On Wed, Sep 28, 2011 at 09:56:27PM +0200, Richard Guenther wrote:
> There is nothing like "very likely aligned" ;)  Note that what is new is

On non-strict aligned targets there is no reason not to have something like
"very likely aligned".  You would expand stores/loads as if it was aligned
in that case, and if it isn't, all you'd need to ensure from that is that
you don't derive properties about the pointer value from the "likely
aligned" info, only from alignment.

"Very likely aligned" is interesting to the vectorizer too, if it is very
likely something is sufficiently aligned, the vectorizer could decide to
assume the alignment in the vectorized loop and add the check for the
alignment to the loop guards.  In the likely case the vectorized loop would
be used (if other guards were true too), in the unlikely case it is
unaligned it would just use a slower loop.

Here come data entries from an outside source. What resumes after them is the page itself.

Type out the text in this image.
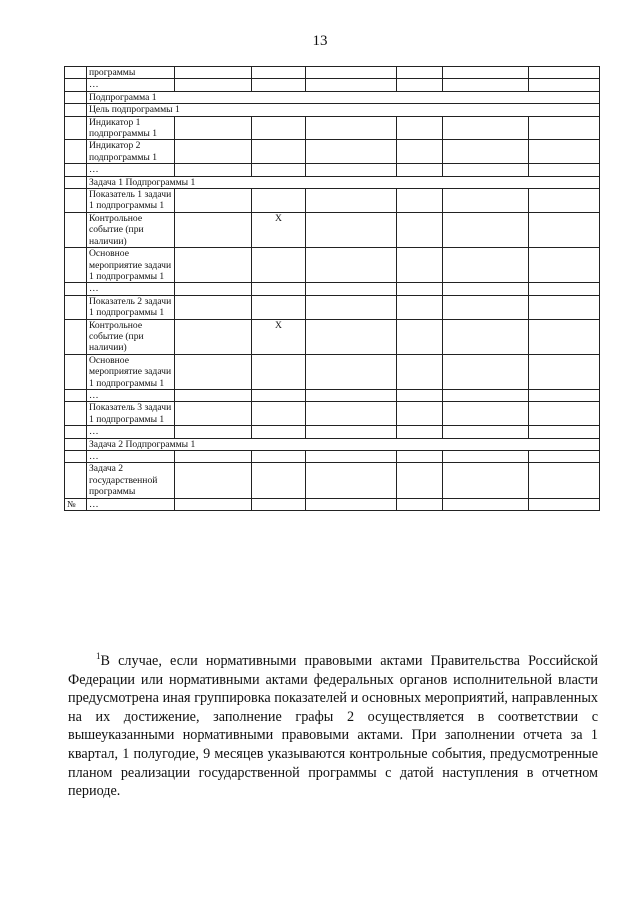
13
	программы						
	…						
	Подпрограмма 1						
	Цель подпрограммы 1						
	Индикатор 1 подпрограммы 1						
	Индикатор 2 подпрограммы 1						
	…						
	Задача 1 Подпрограммы 1						
	Показатель 1 задачи 1 подпрограммы 1						
	Контрольное событие (при наличии)		X				
	Основное мероприятие задачи 1 подпрограммы 1						
	…						
	Показатель 2 задачи 1 подпрограммы 1						
	Контрольное событие (при наличии)		X				
	Основное мероприятие задачи 1 подпрограммы 1						
	…						
	Показатель 3 задачи 1 подпрограммы 1						
	…						
	Задача 2 Подпрограммы 1						
	…						
	Задача 2 государственной программы						
№	…						
$^1$В случае, если нормативными правовыми актами Правительства Российской Федерации или нормативными актами федеральных органов исполнительной власти предусмотрена иная группировка показателей и основных мероприятий, направленных на их достижение, заполнение графы 2 осуществляется в соответствии с вышеуказанными нормативными правовыми актами. При заполнении отчета за 1 квартал, 1 полугодие, 9 месяцев указываются контрольные события, предусмотренные планом реализации государственной программы с датой наступления в отчетном периоде.
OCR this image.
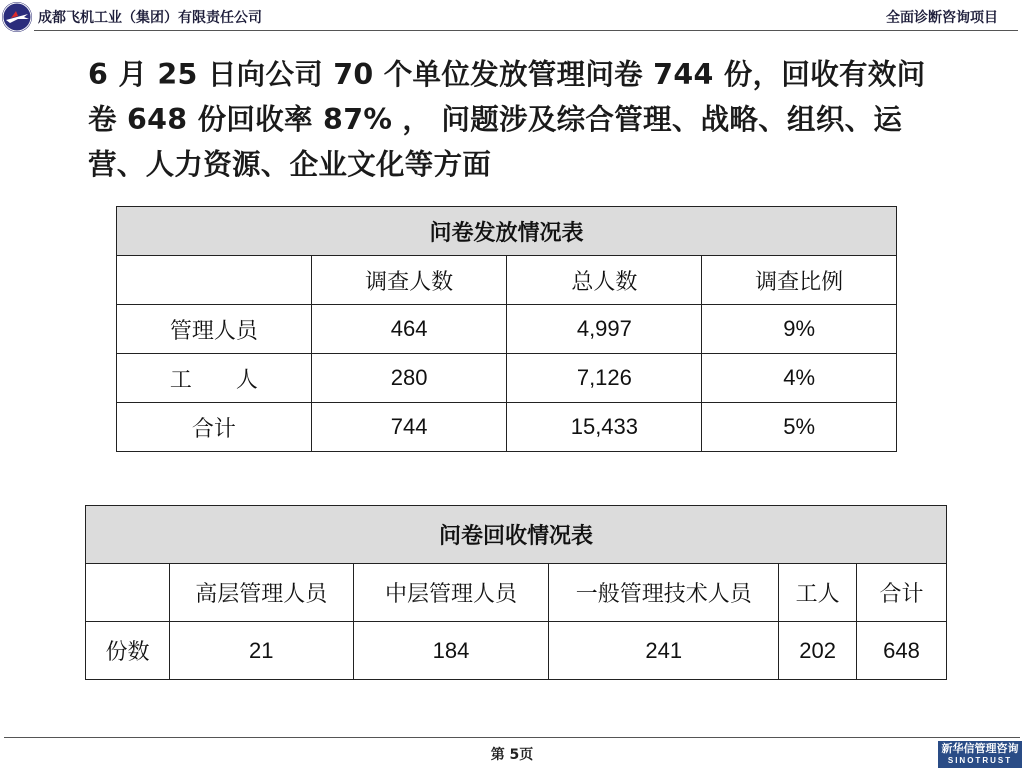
成都飞机工业（集团）有限责任公司	全面诊断咨询项目
6 月 25 日向公司 70 个单位发放管理问卷 744 份，回收有效问卷 648 份回收率 87% ， 问题涉及综合管理、战略、组织、运营、人力资源、企业文化等方面
问卷发放情况表			
	调查人数	总人数	调查比例
管理人员	464	4,997	9%
工　　人	280	7,126	4%
合计	744	15,433	5%
问卷回收情况表					
	高层管理人员	中层管理人员	一般管理技术人员	工人	合计
份数	21	184	241	202	648
第 5页	新华信管理咨询
SINOTRUST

> that we now no longer assume alignment by default (we did in the past)
> and that we derive properties about the pointer _value_ from alignment.
> 
> I think we can derive pointer values when we see dereferences, the
> code wouldn't be portable to strict-alignment targets otherwise.  We

But any references?  If you have
int foo (int *p)
{
  memcpy (p, "a", 1);
  return ((uintptr_t) p & 3) == 0;
}
then even if p isn't aligned, this could work even on strict aligned
targets.

Anyway, the arbitrary value in a pointer thing is much more important then
the rest, so having the dominating dereference test is very important.